Gov. Chris Sununu got a helping hand in the paid family and medical leave fight from an unexpected source: Molly Kelly.
On Tuesday, the Concord Monitor ran an op-ed by Sununu’s 2018 opponent entitled “Sununu’s paid family leave ‘plan’ falls short.” Kelly’s article isn’t so much a case for the NH Democrat’s PFML plan as it is a political attack on Sununu. Kelly re-hashes her campaign complaints against the governor over referencing the leave as a “vacation,” and she takes a shot at him over the GOP’s online-sales-tax legislative fiasco last session.
No mention of any specific elements in the Democratic plan or a critique of Sununu’s (admitted exotic) two-state solution for the PFML problem. Instead, Kelly reminds readers of how she “campaigned across New Hampshire” last year, and she takes credit for PFML being an issue today–despite the fact that the Governor and legislature worked on the issue, albeit unsuccessfully, the entire previous session.
In short, this wan’t a policy argument. It was a political one.
From a politician who just lost.
So what is Molly Kelly up to? Two Democratic insiders have told NHJournal on background that Molly Kelly is talking about running for governor again. Given her inability to win during a #BlueWave tidal wave that washed through every corner of New Hampshire, it’s hard to see a #DraftMolly movement rising.
And the prospect of a divided Democratic Party battle for governor between Kelly, Executive Councilor Andru Volinsky, and (possibly) State Sen. Dan Feltes and (probably) former Portsmouth mayor Steve Marchand is music to NHGOP ears. “Does she have a Martha Coakley complex?” one New Hampshire Republican snarked, referring to the prominent Massachusetts Democrat who, in an overwhelmingly blue state, managed to lose two statewide elections.
But that’s 2020 election politics. Far more immediate is legislative politics in Concord, where Senate Democrats successfully passed their version of a PFML bill out of the Senate Finance Committee today. Sen.
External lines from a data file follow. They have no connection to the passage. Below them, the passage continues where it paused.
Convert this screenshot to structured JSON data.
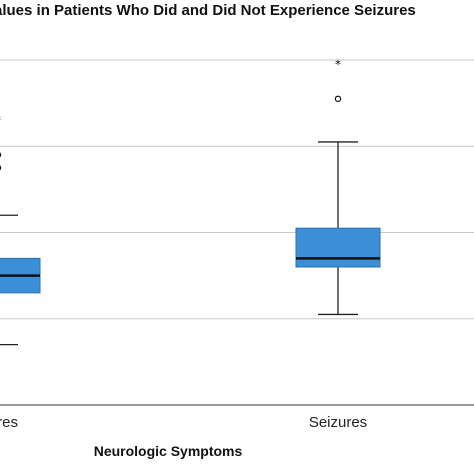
{
  "chart_data": {
    "type": "box",
    "title": "alues in Patients Who Did and Did Not Experience Seizures",
    "xlabel": "Neurologic Symptoms",
    "ylabel": "",
    "categories": [
      "izures",
      "Seizures"
    ],
    "ylim": [
      0,
      4.2
    ],
    "gridlines": [
      1,
      2,
      3,
      4
    ],
    "grid": true,
    "box_color": "#3a8fd6",
    "boxes": [
      {
        "category": "izures",
        "whisker_low": 0.7,
        "q1": 1.3,
        "median": 1.5,
        "q3": 1.7,
        "whisker_high": 2.2,
        "outliers": [
          {
            "value": 2.75,
            "marker": "circle"
          },
          {
            "value": 2.9,
            "marker": "circle"
          },
          {
            "value": 3.3,
            "marker": "star"
          }
        ]
      },
      {
        "category": "Seizures",
        "whisker_low": 1.05,
        "q1": 1.6,
        "median": 1.7,
        "q3": 2.05,
        "whisker_high": 3.05,
        "outliers": [
          {
            "value": 3.55,
            "marker": "circle"
          },
          {
            "value": 3.95,
            "marker": "star"
          }
        ]
      }
    ]
  }
}
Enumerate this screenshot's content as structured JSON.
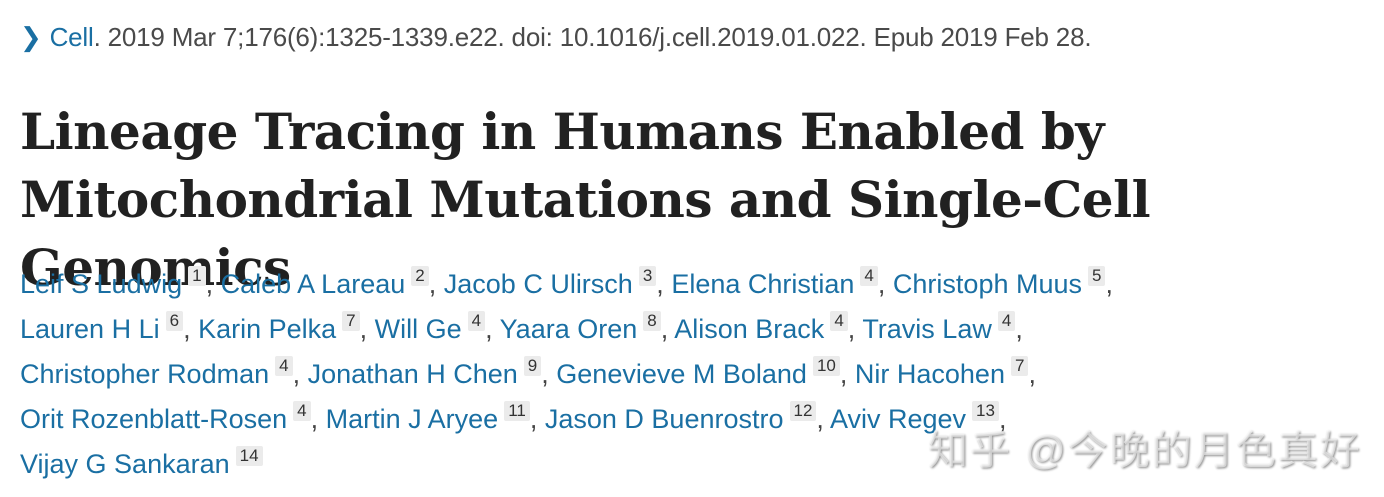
{
  "citation": {
    "chevron_icon": "chevron-right-icon",
    "journal": "Cell",
    "details": ". 2019 Mar 7;176(6):1325-1339.e22. doi: 10.1016/j.cell.2019.01.022. Epub 2019 Feb 28."
  },
  "title": "Lineage Tracing in Humans Enabled by Mitochondrial Mutations and Single-Cell Genomics",
  "authors": [
    {
      "name": "Leif S Ludwig",
      "aff": "1"
    },
    {
      "name": "Caleb A Lareau",
      "aff": "2"
    },
    {
      "name": "Jacob C Ulirsch",
      "aff": "3"
    },
    {
      "name": "Elena Christian",
      "aff": "4"
    },
    {
      "name": "Christoph Muus",
      "aff": "5"
    },
    {
      "name": "Lauren H Li",
      "aff": "6"
    },
    {
      "name": "Karin Pelka",
      "aff": "7"
    },
    {
      "name": "Will Ge",
      "aff": "4"
    },
    {
      "name": "Yaara Oren",
      "aff": "8"
    },
    {
      "name": "Alison Brack",
      "aff": "4"
    },
    {
      "name": "Travis Law",
      "aff": "4"
    },
    {
      "name": "Christopher Rodman",
      "aff": "4"
    },
    {
      "name": "Jonathan H Chen",
      "aff": "9"
    },
    {
      "name": "Genevieve M Boland",
      "aff": "10"
    },
    {
      "name": "Nir Hacohen",
      "aff": "7"
    },
    {
      "name": "Orit Rozenblatt-Rosen",
      "aff": "4"
    },
    {
      "name": "Martin J Aryee",
      "aff": "11"
    },
    {
      "name": "Jason D Buenrostro",
      "aff": "12"
    },
    {
      "name": "Aviv Regev",
      "aff": "13"
    },
    {
      "name": "Vijay G Sankaran",
      "aff": "14"
    }
  ],
  "separator": ",",
  "watermark": "知乎 @今晚的月色真好"
}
Feltes and his fellow Democrats are trying to create pressure on Gov. Sununu to force him to negotiate over their plan. “It’s unfortunate that, at the direction of Governor Sununu, Senate Republicans put politics before the people of New Hampshire by refusing to even consider this,” Sen. Feltes said on Tuesday.
The most effective form of pressure is to move the PFML out of a political debate and onto policy: Who would benefit? What’s the best way to help the most people? That’s the debate Democrats wants. Molly Kelly isn’t helping.
When Molly Kelly launches a partisan political attack, she gives Gov. Sununu the perfect out: The Democrats don’t want a solution today, they want an issue for 2020. (It doesn’t hurt that Sununu has his own “two-state solution” with neighboring Vermont, giving him an alternative proposal to pitch.)
But if Democrats really did want to take on Gov. Sununu over paid family medical leave, is there anyone worse that the candidate who ran a tearjerker PFML ad featuring the story of a man…who actually had paid leave?
Democrats are right to complain that Sununu’s PFML proposal is light on details. They’re right that it hasn’t been vetted by the experts. All legitimate points.
But the more Molly Kelly’s in the conversation, the less voters will hear them.